Public opinion over the past few years allowed the uncontrolled brutal use of force, especially if it was aimed against ethnic or political minorities. Bullies were acclaimed as heroes, con men and women became national treasures and brutality was another way to preserve the regime.

Can the frustrated, politically manipulated and crime-ridden police force be expected to feel obliged to allow politicians to control it in a mood like that? Can the Serbian parliament change anything?

So far, it hasn't had much luck with controlling the police. A recent attempt by a federal parliament investigation committee to investigate the Dafiment Bank bankruptcy after the police and judiciary investigations failed looked like an attempt by its members to get their money out of the bankrupt bank. There was no result unless you count the fact the committee chairman Vukasin Jokanovic was appointed federal police minister.

The last police concession to parliament was in 1991, after the March 9 demonstrations, when a committee passed a judgment so severe that there was no way for Radmilo Bogdanovic to keep his job. But that was caused more by public pressure than by the investigation committee.

Memories of that episode probably brought the latest proposal to limit the parliamentary security committee.

The Serbian opposition now claims that the police is the last bastion of the party state. The Serbian Radical Party (SRS) is especially loud in voicing that belief after earlier statements full of understanding for the police. The rest of the opposition cite police behavior towards SRS leader Vojislav Seselj as an example that the police isn't politically neutral. While he was allied to the regime, he had access to police files which he used to attack opponents. After he clashed with the regime, the security services' attitude changed and he started complaining that SRS members were being persecuted. SRS leaders said they'd gone to war with members of the Serbian police at their side and now this...

The SRS efforts to make their confrontations with parliamentary security officers political failed. The police were carrying out the orders of the parliament speaker in recent clashes with the Radicals, masked in a majority vote decision. Unlike the opposition rebellion of June 1993, the police didn't just throw away parliamentary ID cards when they arrested deputies recently.

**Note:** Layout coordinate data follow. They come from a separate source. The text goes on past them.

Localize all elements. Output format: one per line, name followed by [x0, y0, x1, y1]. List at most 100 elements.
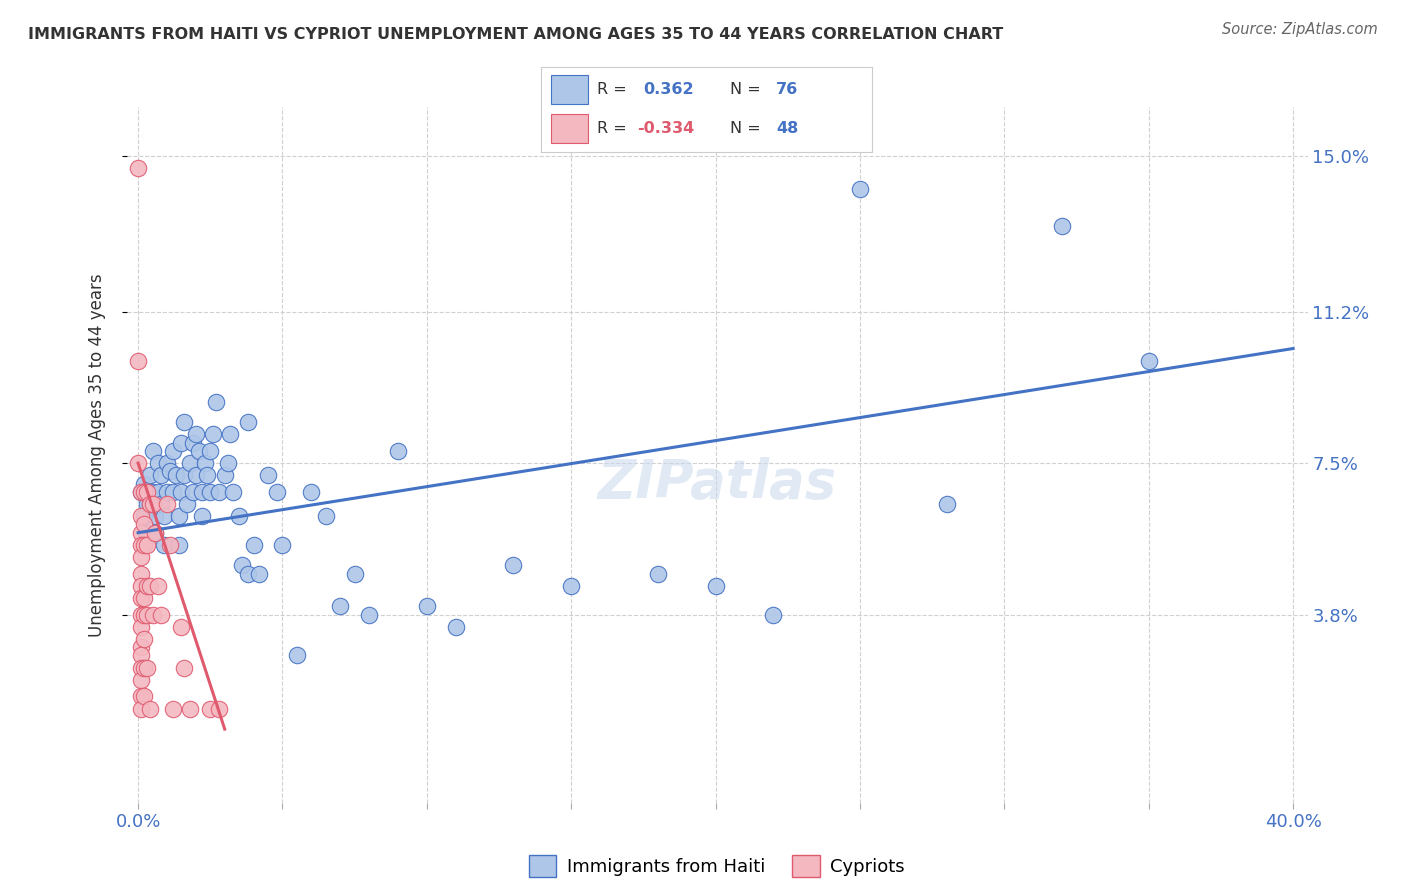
Point: [266, 484, 288, 499]
Point: [129, 673, 152, 687]
Point: [162, 701, 184, 715]
Bar: [551, 114, 588, 143]
Point: [132, 690, 155, 704]
Point: [219, 427, 242, 442]
Point: [200, 701, 222, 715]
Point: [236, 566, 259, 581]
Point: [135, 497, 157, 511]
Point: [217, 456, 239, 470]
Point: [145, 525, 167, 540]
Point: [271, 538, 294, 552]
Point: [935, 497, 957, 511]
Point: [193, 456, 215, 470]
Point: [236, 415, 259, 429]
Point: [167, 509, 190, 524]
Point: [162, 443, 184, 458]
Point: [141, 443, 163, 458]
Point: [190, 484, 212, 499]
Point: [162, 484, 184, 499]
Point: [184, 427, 207, 442]
Point: [129, 484, 152, 499]
Point: [228, 509, 250, 524]
Text: ZIPatlas: ZIPatlas: [598, 457, 837, 508]
Point: [132, 476, 155, 491]
Legend: Immigrants from Haiti, Cypriots: Immigrants from Haiti, Cypriots: [522, 847, 912, 884]
Point: [148, 456, 170, 470]
Point: [704, 579, 727, 593]
Point: [200, 484, 222, 499]
Point: [145, 525, 167, 540]
Point: [138, 497, 160, 511]
Point: [129, 538, 152, 552]
Point: [200, 443, 222, 458]
Text: R =: R =: [598, 121, 633, 136]
Point: [242, 538, 264, 552]
Point: [153, 538, 176, 552]
Point: [214, 468, 236, 483]
Point: [135, 525, 157, 540]
Point: [329, 599, 352, 614]
Point: [132, 607, 155, 622]
Point: [1050, 219, 1073, 233]
Point: [156, 456, 179, 470]
Point: [170, 620, 193, 634]
Point: [176, 497, 198, 511]
Point: [1137, 353, 1160, 368]
Point: [173, 661, 195, 675]
Point: [202, 427, 225, 442]
Point: [190, 509, 212, 524]
Point: [502, 558, 524, 573]
Point: [141, 607, 163, 622]
Point: [132, 484, 155, 499]
Point: [762, 607, 785, 622]
Point: [135, 661, 157, 675]
Point: [179, 701, 201, 715]
Point: [129, 648, 152, 663]
Point: [208, 484, 231, 499]
Point: [150, 468, 173, 483]
Point: [138, 468, 160, 483]
Point: [132, 661, 155, 675]
Point: [208, 701, 231, 715]
Point: [129, 620, 152, 634]
Point: [129, 550, 152, 565]
Point: [138, 701, 160, 715]
Point: [647, 566, 669, 581]
Text: Source: ZipAtlas.com: Source: ZipAtlas.com: [1222, 22, 1378, 37]
Point: [150, 607, 173, 622]
Point: [299, 484, 322, 499]
Point: [129, 509, 152, 524]
Text: 48: 48: [776, 121, 799, 136]
Point: [165, 468, 187, 483]
Point: [359, 607, 381, 622]
Point: [167, 538, 190, 552]
Point: [129, 607, 152, 622]
Point: [187, 443, 209, 458]
Point: [173, 415, 195, 429]
Point: [156, 484, 179, 499]
Point: [257, 468, 280, 483]
Text: R =: R =: [598, 82, 633, 97]
Point: [132, 591, 155, 606]
Point: [135, 484, 157, 499]
Point: [132, 517, 155, 532]
Point: [129, 591, 152, 606]
Point: [170, 484, 193, 499]
Point: [156, 497, 179, 511]
Point: [170, 435, 193, 450]
Point: [184, 468, 207, 483]
Point: [132, 509, 155, 524]
Text: 0.362: 0.362: [644, 82, 695, 97]
Point: [135, 538, 157, 552]
Point: [231, 558, 253, 573]
Point: [148, 484, 170, 499]
Point: [197, 468, 219, 483]
Point: [285, 648, 308, 663]
Bar: [551, 76, 588, 104]
Point: [145, 509, 167, 524]
Point: [343, 566, 366, 581]
Point: [150, 497, 173, 511]
Point: [181, 435, 204, 450]
Point: [181, 484, 204, 499]
Point: [247, 566, 270, 581]
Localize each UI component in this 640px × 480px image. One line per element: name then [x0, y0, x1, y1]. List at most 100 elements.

The opposition, frustrated that the police had thwarted their attempts at exerting non-parliamentary pressure in 1991 and 1992, demanded the abolition of the state security service on several occasions. On one of those occasions in 1991, Sokolovic reminded deputies that the state security service in Serbia was just one form of organizing personnel in the internal affairs ministry.

President Milosevic relied on the police several times and the police are answerable directly to him. He never showed any doubts about the police and never imposed controls. In his speech in Vranje (southern Serbia) in September, he said that even crime rates weren't as high as "our enemies" expected under the blockade.

So, attempt after attempt to control the police and limit crime has failed.

On the other hand, there have been several proposals to limit the police in their investigations (the lawyers chamber) and revise laws (the constitutionality of the law on wire-tapping). Those proposals got no reaction.

The recent changes in the criminal code gave the police more powers (longer detention, stricter punishment for resistance).

Budimir Babovic (Interpol advisor for Yugoslavia) said there is a longer and more roundabout way. He believes that a professional code should be introduced for the police.

The code for people involved in implementing laws, adopted by the UN General Assembly in 1979, says all services working on implementing laws must impose discipline on their members. It adds that there have to be official controls such as commissions, ministries and public prosecutors or other bodies.

A code for people who can use force is one of the more important guarantees for the protection of everyone's rights. The people responsible for implementing the law "must represent society as a whole and be accountable to it".

The code says that "the norms have no practical value until their content and meaning is implanted in the spirit of the people who implement the law through education and control".